Setengah Elf itu mengangkat kepalanya dan melihat Ayahnya, Alexander, menatapnya dengan senyum sedih di wajahnya.
“Aku senang kau kembali bersama kami,” tambah Alexander sambil menepuk kepala pemuda itu dengan lembut. “Hampir semua orang telah melupakanmu, tetapi ada orang-orang yang tidak. Lihat saja ke sana.”
Alexander menunjuk ke arah di mana sekumpulan besar burung sedang terbang.
Teriakan panik bergema dari kota, ketika orang-orang melihat seorang wanita muda dengan rambut panjang berwarna merah muda, yang menghindari kotoran burung yang berjatuhan dari langit.
Di sampingnya berlari dua kerangka kecil, yang memegang dua payung tulang untuk memastikan Tuan mereka tidak terkena kotoran burung menjijikkan dari atas.
Zane dan Zeke telah memberi tahu Aurora bahwa Lux telah kembali ke Solais, yang mendorong gadis muda itu untuk menggunakan Gerbang Teleportasi di Agartha untuk tiba di Akademi Barbatos.
Merasakan kehadirannya, Aurora berteriak kegembiraan sambil air mata mengalir di matanya.
Lalu dia membentangkan sayapnya dan terbang ke arah Lux, berharap bisa bersama Lux secepat mungkin.
Alexander tahu bahwa kedua remaja itu membutuhkan waktu untuk saling bercerita, jadi dia menghilang dari tempatnya berdiri dan kembali ke Akademi Barbatos.
Sang Santo telah mencoba segala cara untuk membuat Iris, Cai, dan Vera mengingat Lux.
Namun, entah mengapa, mereka bertiga akan menderita sakit kepala hebat setiap kali mereka hendak mengingat sesuatu tentang dirinya.

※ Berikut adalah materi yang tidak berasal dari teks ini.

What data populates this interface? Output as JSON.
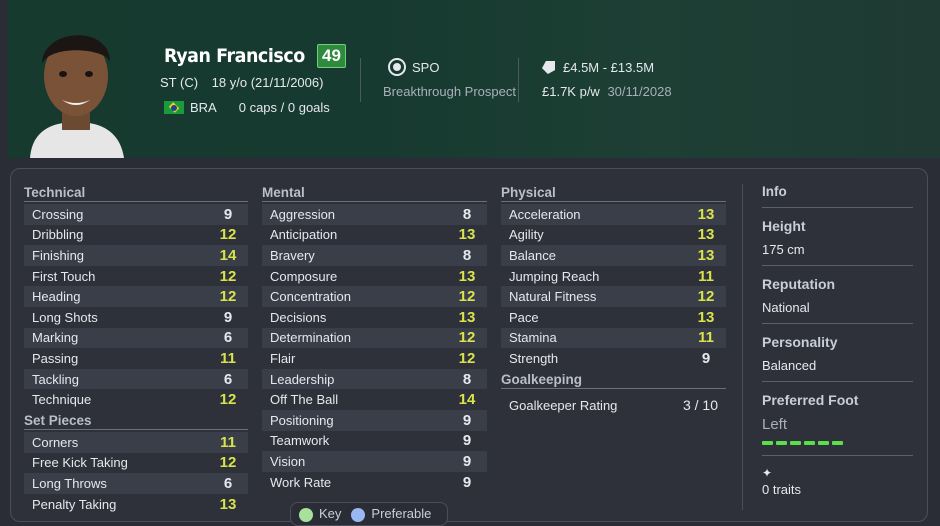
{
  "header": {
    "name": "Ryan Francisco",
    "ovr": "49",
    "position": "ST (C)",
    "age": "18 y/o (21/11/2006)",
    "nation": "BRA",
    "caps": "0 caps / 0 goals",
    "club": "SPO",
    "prospect": "Breakthrough Prospect",
    "value": "£4.5M - £13.5M",
    "wage": "£1.7K p/w",
    "contract": "30/11/2028"
  },
  "technical": {
    "title": "Technical",
    "rows": [
      {
        "label": "Crossing",
        "value": "9"
      },
      {
        "label": "Dribbling",
        "value": "12"
      },
      {
        "label": "Finishing",
        "value": "14"
      },
      {
        "label": "First Touch",
        "value": "12"
      },
      {
        "label": "Heading",
        "value": "12"
      },
      {
        "label": "Long Shots",
        "value": "9"
      },
      {
        "label": "Marking",
        "value": "6"
      },
      {
        "label": "Passing",
        "value": "11"
      },
      {
        "label": "Tackling",
        "value": "6"
      },
      {
        "label": "Technique",
        "value": "12"
      }
    ]
  },
  "set_pieces": {
    "title": "Set Pieces",
    "rows": [
      {
        "label": "Corners",
        "value": "11"
      },
      {
        "label": "Free Kick Taking",
        "value": "12"
      },
      {
        "label": "Long Throws",
        "value": "6"
      },
      {
        "label": "Penalty Taking",
        "value": "13"
      }
    ]
  },
  "mental": {
    "title": "Mental",
    "rows": [
      {
        "label": "Aggression",
        "value": "8"
      },
      {
        "label": "Anticipation",
        "value": "13"
      },
      {
        "label": "Bravery",
        "value": "8"
      },
      {
        "label": "Composure",
        "value": "13"
      },
      {
        "label": "Concentration",
        "value": "12"
      },
      {
        "label": "Decisions",
        "value": "13"
      },
      {
        "label": "Determination",
        "value": "12"
      },
      {
        "label": "Flair",
        "value": "12"
      },
      {
        "label": "Leadership",
        "value": "8"
      },
      {
        "label": "Off The Ball",
        "value": "14"
      },
      {
        "label": "Positioning",
        "value": "9"
      },
      {
        "label": "Teamwork",
        "value": "9"
      },
      {
        "label": "Vision",
        "value": "9"
      },
      {
        "label": "Work Rate",
        "value": "9"
      }
    ]
  },
  "physical": {
    "title": "Physical",
    "rows": [
      {
        "label": "Acceleration",
        "value": "13"
      },
      {
        "label": "Agility",
        "value": "13"
      },
      {
        "label": "Balance",
        "value": "13"
      },
      {
        "label": "Jumping Reach",
        "value": "11"
      },
      {
        "label": "Natural Fitness",
        "value": "12"
      },
      {
        "label": "Pace",
        "value": "13"
      },
      {
        "label": "Stamina",
        "value": "11"
      },
      {
        "label": "Strength",
        "value": "9"
      }
    ]
  },
  "goalkeeping": {
    "title": "Goalkeeping",
    "label": "Goalkeeper Rating",
    "value": "3 / 10"
  },
  "info": {
    "title": "Info",
    "height_label": "Height",
    "height": "175 cm",
    "reputation_label": "Reputation",
    "reputation": "National",
    "personality_label": "Personality",
    "personality": "Balanced",
    "foot_label": "Preferred Foot",
    "foot": "Left",
    "traits": "0 traits"
  },
  "legend": {
    "key": "Key",
    "preferable": "Preferable"
  },
  "colors": {
    "high": "#d9e34a",
    "normal": "#e6e8ee",
    "key": "#a8e29a",
    "preferable": "#9ab8f2",
    "foot_bar": "#5adf4a"
  }
}
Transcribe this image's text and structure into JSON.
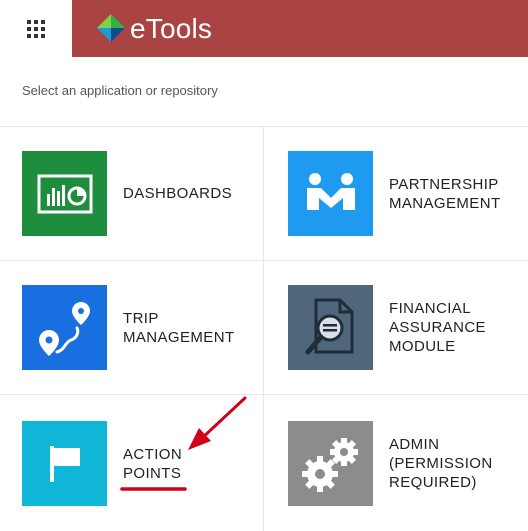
{
  "header": {
    "app_name": "eTools",
    "apps_menu_icon": "grid-icon",
    "bar_color": "#a94442"
  },
  "prompt": "Select an application or repository",
  "tiles": [
    {
      "label": "DASHBOARDS",
      "icon": "dashboard-icon",
      "color": "#1e8e3e"
    },
    {
      "label": "PARTNERSHIP\nMANAGEMENT",
      "icon": "handshake-icon",
      "color": "#1e9bf0"
    },
    {
      "label": "TRIP\nMANAGEMENT",
      "icon": "route-icon",
      "color": "#1a6fe0"
    },
    {
      "label": "FINANCIAL\nASSURANCE\nMODULE",
      "icon": "audit-document-icon",
      "color": "#50667a"
    },
    {
      "label": "ACTION\nPOINTS",
      "icon": "flag-icon",
      "color": "#10b6d8"
    },
    {
      "label": "ADMIN\n(PERMISSION\nREQUIRED)",
      "icon": "gears-icon",
      "color": "#8c8c8c"
    }
  ],
  "annotation": {
    "arrow_color": "#d0021b"
  }
}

Melihat bahwa metodenya tidak berhasil, Alexander memutuskan untuk berhenti untuk sementara waktu.
Setelah Lux kembali ke Solais, mereka perlu menemukan cara agar orang-orang terkasih mereka dapat memulihkan ingatan mereka, yang telah disegel oleh hukum yang diterapkan untuk mencegah Daniel mencapai tujuannya.
Lux membentangkan sayapnya dan menemui Aurora di udara, memeluknya erat-erat.
Keduanya menangis tersedu-sedu sambil berpelukan erat.
Akhirnya, setelah lebih dari setahun berpisah, wanita muda itu dapat memeluk kekasihnya sekali lagi, yang ia kira telah hilang sehari setelah Gerbang Abyssal muncul di dunia Elysium dan Solais.